A summer epiphany: With tech toys, less is more
I returned home in early August from three glorious weeks of vacation to be greeted by a wiggling, love-deprived golden retriever and 657 unread e-mails. Our golden warranted immediate attention. For a change, I let the e-mails wait.
I'm determined to turn a page in life, to permanently shed at least some of technology's growing, and anxiety- producing, hold. It's not easy.
As we traveled through France, Germany, and Switzerland this summer, I limited TV viewing to 15 minutes of CNN-International during morning stretching. I breezed past hotel computers and Internet cafes without (OK, with barely) a glance. I treasured the airy feel of my empty left pocket, into which I'm usually diving mid-conversation or on crowded, curvy roads to dig out a ringing cellphone. And, over a cup of café au lait, typically at an outdoor bistro, I read one newspaper each morning from cover to cover.
At the end of each day, I felt no less ignorant (except about Boston Red Sox batting averages), and infinitely more relaxed.
This isn't the old Luddite routine; I'm writing this article on a computer, after all, and it will be e-mailed to an editor. But the close of summer seems a good time to remember that neither the world, nor our world, are as all- consumingly important as bosses, advertisers, and the all-news-and-blather-all-the-time cable networks would like us to believe.
My guess is they never were.
Yet the unrelieved sales pitch of US society has led us to accept - even embrace - the unquestioned importance of being available and informed all the time. It's nonsense. For the marketeers it's also profitable. What better way to sell networked family cellphone plans, laptops, palm pilots, faster connections, and bigger TVs, which someday soon will allow us to order up what we want when we want it, than to convince us that they - and we - are indispensable?

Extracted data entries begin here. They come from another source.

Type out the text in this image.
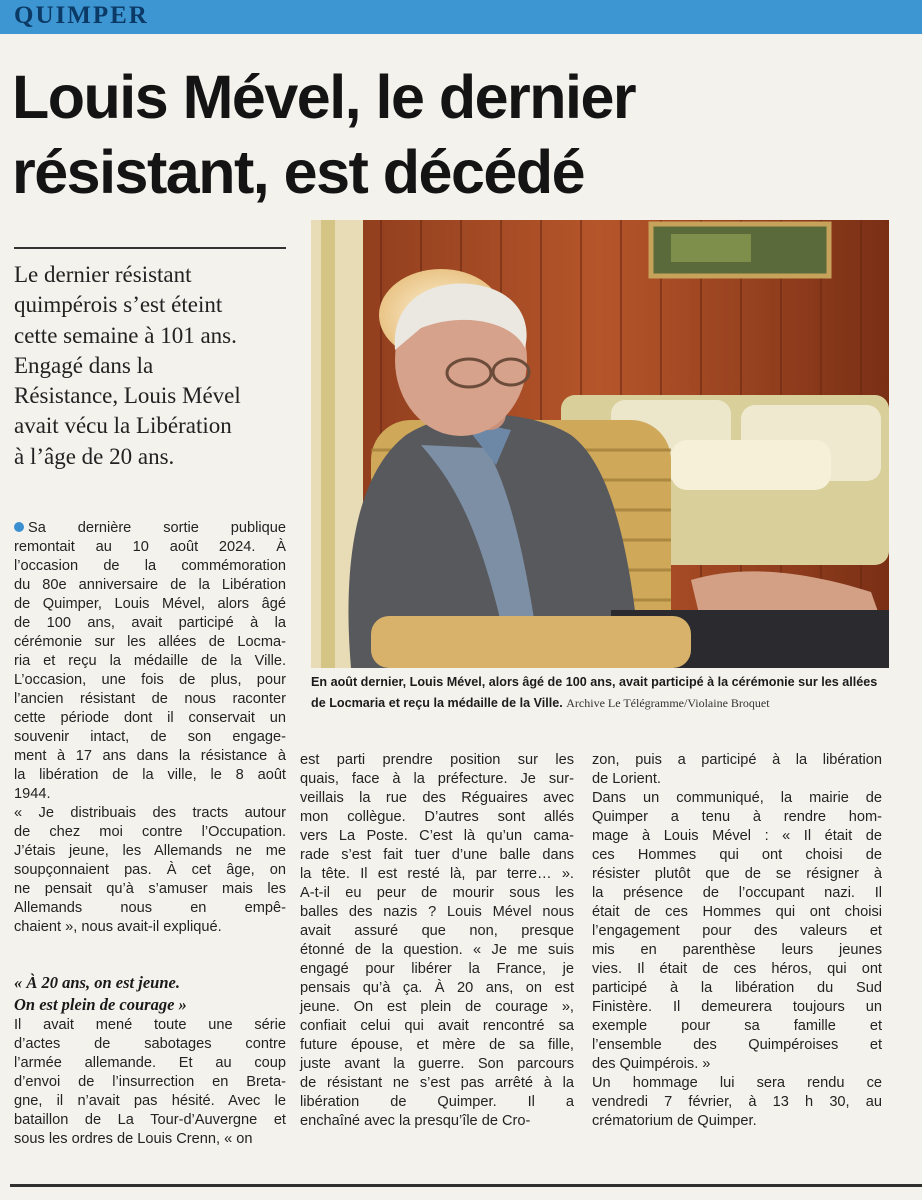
QUIMPER
Louis Mével, le dernier
résistant, est décédé
Le dernier résistant
quimpérois s’est éteint
cette semaine à 101 ans.
Engagé dans la
Résistance, Louis Mével
avait vécu la Libération
à l’âge de 20 ans.

En août dernier, Louis Mével, alors âgé de 100 ans, avait participé à la cérémonie sur les allées de Locmaria et reçu la médaille de la Ville. Archive Le Télégramme/Violaine Broquet

Sa dernière sortie publique
remontait au 10 août 2024. À
l’occasion de la commémoration
du 80e anniversaire de la Libération
de Quimper, Louis Mével, alors âgé
de 100 ans, avait participé à la
cérémonie sur les allées de Locma-
ria et reçu la médaille de la Ville.
L’occasion, une fois de plus, pour
l’ancien résistant de nous raconter
cette période dont il conservait un
souvenir intact, de son engage-
ment à 17 ans dans la résistance à
la libération de la ville, le 8 août
1944.

« Je distribuais des tracts autour
de chez moi contre l’Occupation.
J’étais jeune, les Allemands ne me
soupçonnaient pas. À cet âge, on
ne pensait qu’à s’amuser mais les
Allemands nous en empê-
chaient », nous avait-il expliqué.

« À 20 ans, on est jeune.
On est plein de courage »

Il avait mené toute une série
d’actes de sabotages contre
l’armée allemande. Et au coup
d’envoi de l’insurrection en Breta-
gne, il n’avait pas hésité. Avec le
bataillon de La Tour-d’Auvergne et
sous les ordres de Louis Crenn, « on

est parti prendre position sur les
quais, face à la préfecture. Je sur-
veillais la rue des Réguaires avec
mon collègue. D’autres sont allés
vers La Poste. C’est là qu’un cama-
rade s’est fait tuer d’une balle dans
la tête. Il est resté là, par terre… ».
A-t-il eu peur de mourir sous les
balles des nazis ? Louis Mével nous
avait assuré que non, presque
étonné de la question. « Je me suis
engagé pour libérer la France, je
pensais qu’à ça. À 20 ans, on est
jeune. On est plein de courage »,
confiait celui qui avait rencontré sa
future épouse, et mère de sa fille,
juste avant la guerre. Son parcours
de résistant ne s’est pas arrêté à la
libération de Quimper. Il a
enchaîné avec la presqu’île de Cro-

zon, puis a participé à la libération
de Lorient.

Dans un communiqué, la mairie de
Quimper a tenu à rendre hom-
mage à Louis Mével : « Il était de
ces Hommes qui ont choisi de
résister plutôt que de se résigner à
la présence de l’occupant nazi. Il
était de ces Hommes qui ont choisi
l’engagement pour des valeurs et
mis en parenthèse leurs jeunes
vies. Il était de ces héros, qui ont
participé à la libération du Sud
Finistère. Il demeurera toujours un
exemple pour sa famille et
l’ensemble des Quimpéroises et
des Quimpérois. »

Un hommage lui sera rendu ce
vendredi 7 février, à 13 h 30, au
crématorium de Quimper.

What better way to keep those TVs and computers and palm pilots tuned to the news (and ads) than to convince us, with breathless headlines and earnest, instantaneous experts-for-hire that we can't afford to check out and catch up later? Truth is, we can, and should. The world, and our professional lives, will wait, as I was reminded twice heading home.
First, we arrived at Paris' DeGaulle Airport to find a line snaking endlessly back from the American Airlines counter. It was, we learned, tied to President Bush's warning that terrorists might again try to take over a commercial flight. American had ordered passengers to arrive three hours early. We hadn't. But, like us, those who had stood, without moving, until 90 minutes before the scheduled departure when American began processing passengers. So much for staying tuned to news.
On Saturday morning, the day after we got home, I picked up the mail. There I discovered one of my faculty had resigned. The letter had been posted 10 days earlier. But had I learned about it then, I'd have been helpless to do much more than fret and stew until I got home. So much for staying tuned to work.
Unaware, and relaxed, on the flight home, I picked up an essay by a writer lamenting that it is the Europeans, not the Americans, who have learned to benefit from the fruits of technology, turning the resulting increase in productivity into shorter work hours and longer vacations. The streets of Paris, he noted, are alive with late-night, outdoor parties, no small wonder in a country where workers can get more than 30 days of vacation and the workweek is 35 hours.
Americans, meanwhile, are hunkered down, stretched to the limit, working longer hours, taking shorter vacation (an average of 10.2 days a year). We have allowed technology to control us, even in our homes, instead of using it to simplify our lives.
The more we work, the more we earn, the more we buy. In my neighborhood, it seems that as many houses are being torn down to make way for monster replacements as are being sold intact. All those SUVs on the road have lots to do with the $2 gasoline we're seeing.
I believe there's a relationship between the trophy-house, trophy-car mind-set and the rush for the latest and greatest technology. I'm convinced both are part of a misplaced search for meaning. Facing a gnawing personal and cultural emptiness, we're more readily seduced by the folks dedicated to filling our lives with stuff. But happiness doesn't come wrapped in bigger, better, or faster. It needs time and a little nurturing.
It's easy to muse, harder to change. I find myself sneaking back on the computer to check e-mail before work even in a year when I've taken a leave as administrator. I've got to try harder.
This morning broke beautiful, clear, and crisp with a hint of fall in the air. We took our breakfast, the dog (and his share of scrambled eggs), and the Sunday paper outside, and sat for two glorious hours. My cellphone never left my dresser. All that was missing was the café au lait.
• Jerry Lanson is chair of the department of journalism at Emerson College in Boston.